Kai Ryssdal: The island of Manhattan is not the place to be today if you want to get somewhere in a hurry. The United Nations General Assembly kicked off its session today. That means the streets are packed with long, black limousines. And airports in New York metropolitan area are more crowded than usual, and that only adds to New York's carbon footprint.

But in keeping with Secretary General Ban-Ki Moon's efforts to make the U.N. more green, yesterday, the day of the U.N.'s climate change summit, will actually end up being carbon neutral. Thanks to a big check being sent to rural India. Marketplace's Jeremy Hobson explains.


JEREMY HOBSON: It's simple addition and subtraction, according to Janos Pasztor, the director of the U.N. secretary general's climate change support team.

JANOS PASZTOR: We've counted one head of state with one advisor travelling from different parts of the world, then taking a taxi, coming into Manhattan and back, and some internal traffic within the city and then based on that, we calculated the footprint.

And then, Pasztor says, the U.N. decided how many credits it needed to buy and send to rural India to build bio-gas plants that reduce the need to cut down trees for fuel.

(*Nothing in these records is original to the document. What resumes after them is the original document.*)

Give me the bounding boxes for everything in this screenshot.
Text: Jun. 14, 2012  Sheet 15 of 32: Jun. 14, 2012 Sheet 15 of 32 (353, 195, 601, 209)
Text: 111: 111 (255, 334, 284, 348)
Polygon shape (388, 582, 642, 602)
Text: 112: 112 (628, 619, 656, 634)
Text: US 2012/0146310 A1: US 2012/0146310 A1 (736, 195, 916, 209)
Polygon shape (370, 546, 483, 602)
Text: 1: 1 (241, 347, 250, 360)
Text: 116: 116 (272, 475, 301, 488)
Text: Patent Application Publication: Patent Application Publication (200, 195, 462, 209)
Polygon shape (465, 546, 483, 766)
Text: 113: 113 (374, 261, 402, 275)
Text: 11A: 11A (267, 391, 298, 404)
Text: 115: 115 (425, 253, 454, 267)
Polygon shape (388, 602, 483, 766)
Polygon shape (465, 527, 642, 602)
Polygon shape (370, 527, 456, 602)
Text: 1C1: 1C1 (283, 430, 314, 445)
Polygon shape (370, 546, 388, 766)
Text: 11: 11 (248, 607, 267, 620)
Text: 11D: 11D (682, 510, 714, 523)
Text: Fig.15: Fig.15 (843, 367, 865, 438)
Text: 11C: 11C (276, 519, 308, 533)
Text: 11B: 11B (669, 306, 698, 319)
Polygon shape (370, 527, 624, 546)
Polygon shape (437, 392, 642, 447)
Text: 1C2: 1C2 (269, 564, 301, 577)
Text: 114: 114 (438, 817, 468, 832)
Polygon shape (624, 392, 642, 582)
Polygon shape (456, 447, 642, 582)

PASZTOR: This is in fact the most reliable type of offsets that we have at present in the global carbon market.

A market that came out of the Kyoto Protocol that allows developed countries to invest in carbon-cutting projects in emerging nations. But would the project in India be going forward without the U.N.'s money? I asked Dan Esty, director of the Yale Center for environmental law and policy.

DAN ESTY: It depends on the sort of precise nature of the offsets that have been purchased, but a good quality offset is an investment that would otherwise not have taken place.

And Esty says as the carbon-credit market grows, it's becoming easier to track offsets and verify their legitimacy.

ESTY: There's also some folks who are starting to securitize these offsets and to try and make them into kind of financial instruments that can be traded. I think that's less exciting from the point of view of the planet, but perhaps part of the maturing of this marketplace.

Ai yai yai. Get ready for the carbon-credit bubble and bust.

In New York, I'm Jeremy Hobson for Marketplace.